阚飞沉默不语,大步走到衣柜前去翻找睡裤,睁一只眼闭一只眼的放纵阚翔去“蹂躏”伍立伟的那条爱犬。
结果他一个没留神就出了差池。完全没注意阚翔是什么时候进厨房拿的菜刀,又是怎么力大无穷地扯着“尾巴”的项圈施展他高超的“凌波微步”飘到他身侧的。
他一回头,迎面对上阚翔那张瞬间放大了数倍且神经兮兮的脸孔,只见他一手举着菜刀、一手拎着“尾巴”的项圈,神神叨叨地冲他说:“晚上吃狗肉汤吧飞飞,想吃吗?哥哥做给你吃好不好?”
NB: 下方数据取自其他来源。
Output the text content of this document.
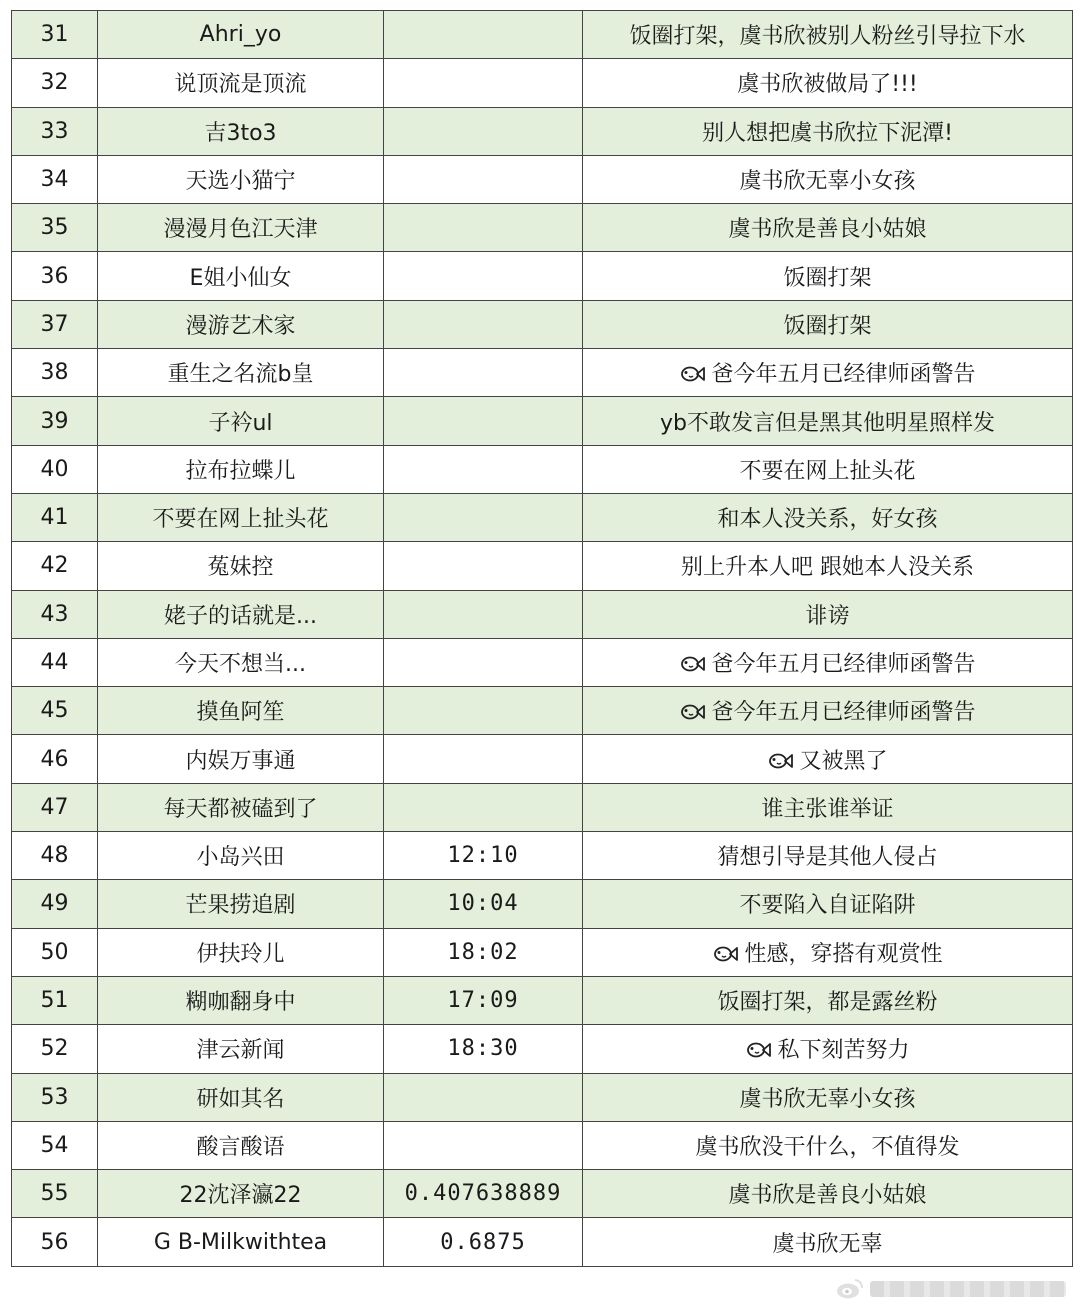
31	Ahri_yo		饭圈打架，虞书欣被别人粉丝引导拉下水
32	说顶流是顶流		虞书欣被做局了!!!
33	吉3to3		别人想把虞书欣拉下泥潭!
34	天选小猫宁		虞书欣无辜小女孩
35	漫漫月色江天津		虞书欣是善良小姑娘
36	E姐小仙女		饭圈打架
37	漫游艺术家		饭圈打架
38	重生之名流b皇		爸今年五月已经律师函警告
39	子衿ul		yb不敢发言但是黑其他明星照样发
40	拉布拉蝶儿		不要在网上扯头花
41	不要在网上扯头花		和本人没关系，好女孩
42	菟妹控		别上升本人吧 跟她本人没关系
43	姥子的话就是...		诽谤
44	今天不想当...		爸今年五月已经律师函警告
45	摸鱼阿笙		爸今年五月已经律师函警告
46	内娱万事通		又被黑了
47	每天都被磕到了		谁主张谁举证
48	小岛兴田	12:10	猜想引导是其他人侵占
49	芒果捞追剧	10:04	不要陷入自证陷阱
50	伊扶玲儿	18:02	性感，穿搭有观赏性
51	糊咖翻身中	17:09	饭圈打架，都是露丝粉
52	津云新闻	18:30	私下刻苦努力
53	研如其名		虞书欣无辜小女孩
54	酸言酸语		虞书欣没干什么，不值得发
55	22沈泽瀛22	0.407638889	虞书欣是善良小姑娘
56	G B-Milkwithtea	0.6875	虞书欣无辜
阚翔那一笑特别慎人,不禁要阚飞全身上下泛起鸡皮疙瘩。他混,他牲性霸道,他驴,但他真是怕他这一奶同胞的亲哥哥。
精神病人很精神,精神病人杀人不犯法!
卷1:鸿运当头013灰色的记忆
如果不是在受到什么大“刺激”之下,惩治阚翔,阚飞还是有他的一套杀手锏的。只要兄友弟恭,一切迎刃而解。
他已经很久没有给阚翔洗澡了,尽管阚翔精神不太正常,但阚飞总觉着俩大老爷们挤一块洗澡挺矫情。当然,如果是情人或者炮友凑一堆儿洗个鸳鸯浴什么的另当别论。
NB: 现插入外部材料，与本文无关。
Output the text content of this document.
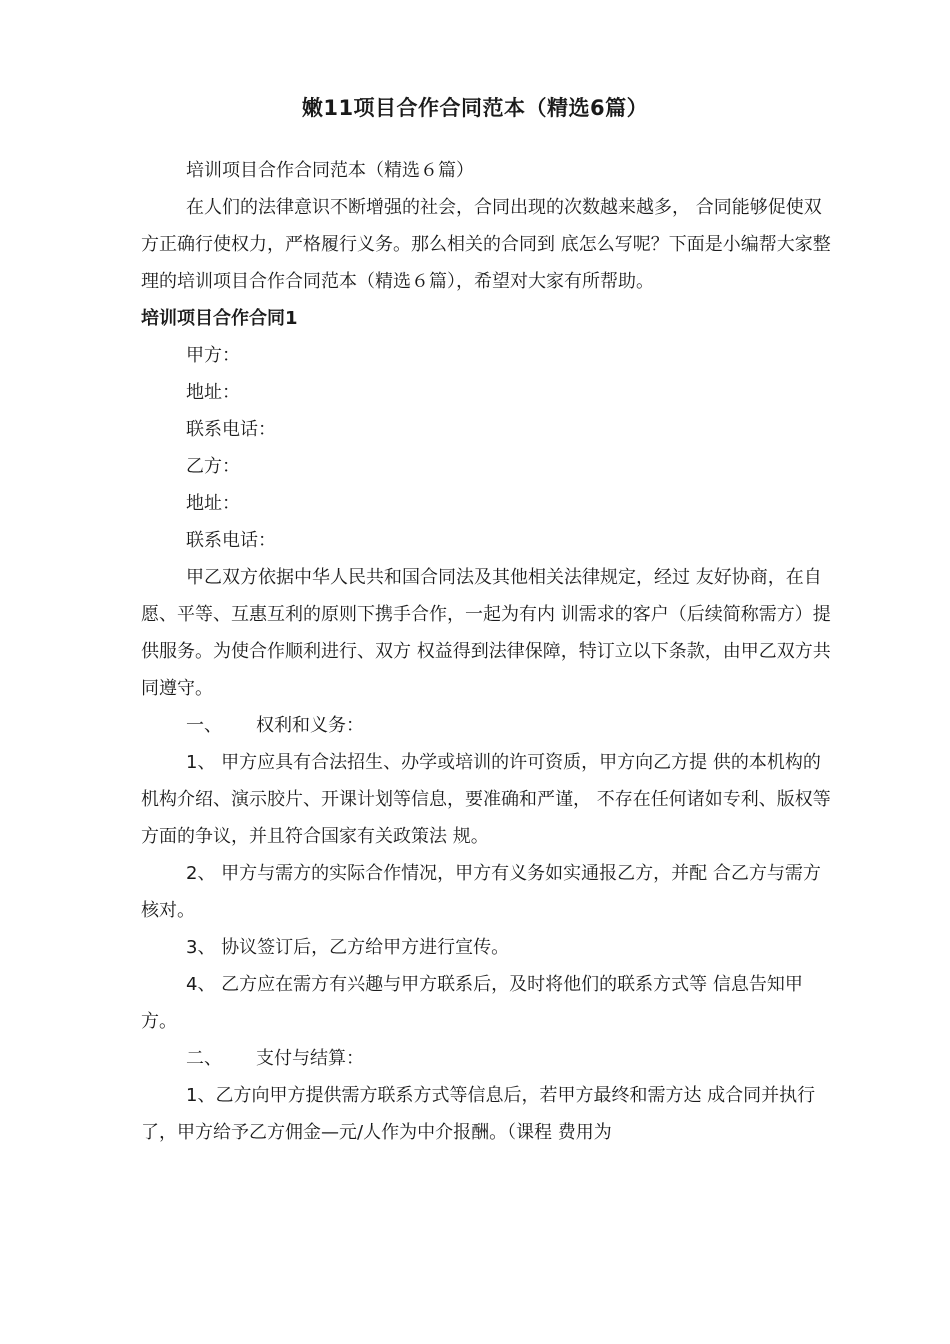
嫩11项目合作合同范本（精选6篇）

培训项目合作合同范本（精选６篇）

在人们的法律意识不断增强的社会，合同出现的次数越来越多， 合同能够促使双方正确行使权力，严格履行义务。那么相关的合同到 底怎么写呢？下面是小编帮大家整理的培训项目合作合同范本（精选６篇），希望对大家有所帮助。

培训项目合作合同1

甲方：

地址：

联系电话：

乙方：

地址：

联系电话：

甲乙双方依据中华人民共和国合同法及其他相关法律规定，经过 友好协商，在自愿、平等、互惠互利的原则下携手合作，一起为有内 训需求的客户（后续简称需方）提供服务。为使合作顺利进行、双方 权益得到法律保障，特订立以下条款，由甲乙双方共同遵守。

一、 权利和义务：

1、 甲方应具有合法招生、办学或培训的许可资质，甲方向乙方提 供的本机构的机构介绍、演示胶片、开课计划等信息，要准确和严谨， 不存在任何诸如专利、版权等方面的争议，并且符合国家有关政策法 规。

2、 甲方与需方的实际合作情况，甲方有义务如实通报乙方，并配 合乙方与需方核对。

3、 协议签订后，乙方给甲方进行宣传。

4、 乙方应在需方有兴趣与甲方联系后，及时将他们的联系方式等 信息告知甲方。

二、 支付与结算：

1、乙方向甲方提供需方联系方式等信息后，若甲方最终和需方达 成合同并执行了，甲方给予乙方佣金—元/人作为中介报酬。（课程 费用为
阚飞绕桌子追了阚翔一刻钟,磨破了嘴皮子才堪堪说动了阚翔,然后伺候着这位爷换掉了脚上的棉鞋,脱掉了一身寒霜的棉衣棉裤,又顺嘴扯了一个谎,骗着阚翔进了浴室。
阚飞把阚翔脱得精光,把赤条条打哆嗦的兄长推到了花洒下,连唬带吓的让他不许动,然后打开花洒开始给阚翔淋浴。
温热的水流垂落在阚翔的脑顶四处飞溅,一束一束的细水流淌过阚翔紧紧闭着双眸的面颊,顺着凹凸有致的锁骨一路向下滑动,在他的肢体上窸窸窣窣流动。
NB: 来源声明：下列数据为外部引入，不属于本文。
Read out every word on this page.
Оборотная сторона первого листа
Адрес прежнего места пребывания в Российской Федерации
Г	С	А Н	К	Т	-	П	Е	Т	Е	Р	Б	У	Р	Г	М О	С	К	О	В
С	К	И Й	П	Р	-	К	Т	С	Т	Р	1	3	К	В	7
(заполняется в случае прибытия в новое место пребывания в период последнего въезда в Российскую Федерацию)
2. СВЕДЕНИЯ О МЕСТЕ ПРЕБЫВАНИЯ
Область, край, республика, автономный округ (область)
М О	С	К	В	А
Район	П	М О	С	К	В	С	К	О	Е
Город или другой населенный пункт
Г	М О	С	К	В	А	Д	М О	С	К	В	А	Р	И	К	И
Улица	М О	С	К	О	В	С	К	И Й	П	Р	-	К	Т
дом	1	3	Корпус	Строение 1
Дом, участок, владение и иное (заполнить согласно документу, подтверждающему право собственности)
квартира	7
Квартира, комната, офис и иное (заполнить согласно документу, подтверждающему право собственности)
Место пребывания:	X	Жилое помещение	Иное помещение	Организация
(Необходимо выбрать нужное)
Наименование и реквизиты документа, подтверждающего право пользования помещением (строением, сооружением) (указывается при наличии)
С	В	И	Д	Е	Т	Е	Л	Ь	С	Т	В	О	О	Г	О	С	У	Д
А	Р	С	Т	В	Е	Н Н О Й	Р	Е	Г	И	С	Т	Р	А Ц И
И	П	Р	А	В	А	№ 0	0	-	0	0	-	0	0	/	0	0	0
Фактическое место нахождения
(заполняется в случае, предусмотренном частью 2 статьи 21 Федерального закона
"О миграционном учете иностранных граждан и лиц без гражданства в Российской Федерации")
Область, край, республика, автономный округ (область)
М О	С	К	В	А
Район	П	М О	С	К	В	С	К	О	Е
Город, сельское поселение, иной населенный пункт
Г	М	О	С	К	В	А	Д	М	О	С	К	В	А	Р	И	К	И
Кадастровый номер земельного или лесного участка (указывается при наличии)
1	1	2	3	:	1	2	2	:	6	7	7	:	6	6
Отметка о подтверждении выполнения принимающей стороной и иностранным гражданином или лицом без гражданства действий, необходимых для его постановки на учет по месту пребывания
水蒸气弥漫,氤氲了阚飞那黑紫的面皮儿,沁润了阚翔那几乎可以用“吹弹可破”来形容的剔透肌肤。
他们虽然是一奶同胞的兄弟,无论从外貌体魄还是性情性格上来看,都完全没有共同点。
据说阚飞长得像他们那五大三粗、英年早逝的父亲,而阚翔则继承了他们母亲的清秀水灵。
阚飞很多时候都很引以为傲,他跟他哥阚翔也是混血儿,南北方混血,父亲是粗犷的东北爷们,母亲是江南水乡的姑娘,俩人之间的差距则有着天差地别。
因为互补,他们的父母才走在了一起。
阚翔结过婚,那是在阚飞十八岁那年,结果那个无良的嫂子骗光了阚飞心甘情愿花在阚翔身上的全部财富,人间蒸发一样的消失了。
曾经他以为,钱是万能的。只要有钱就可以给他的“疯子哥哥”买来爱情,买下他后半生的幸福。结局不尽人意,注定他们兄弟二人还要坎坷半生。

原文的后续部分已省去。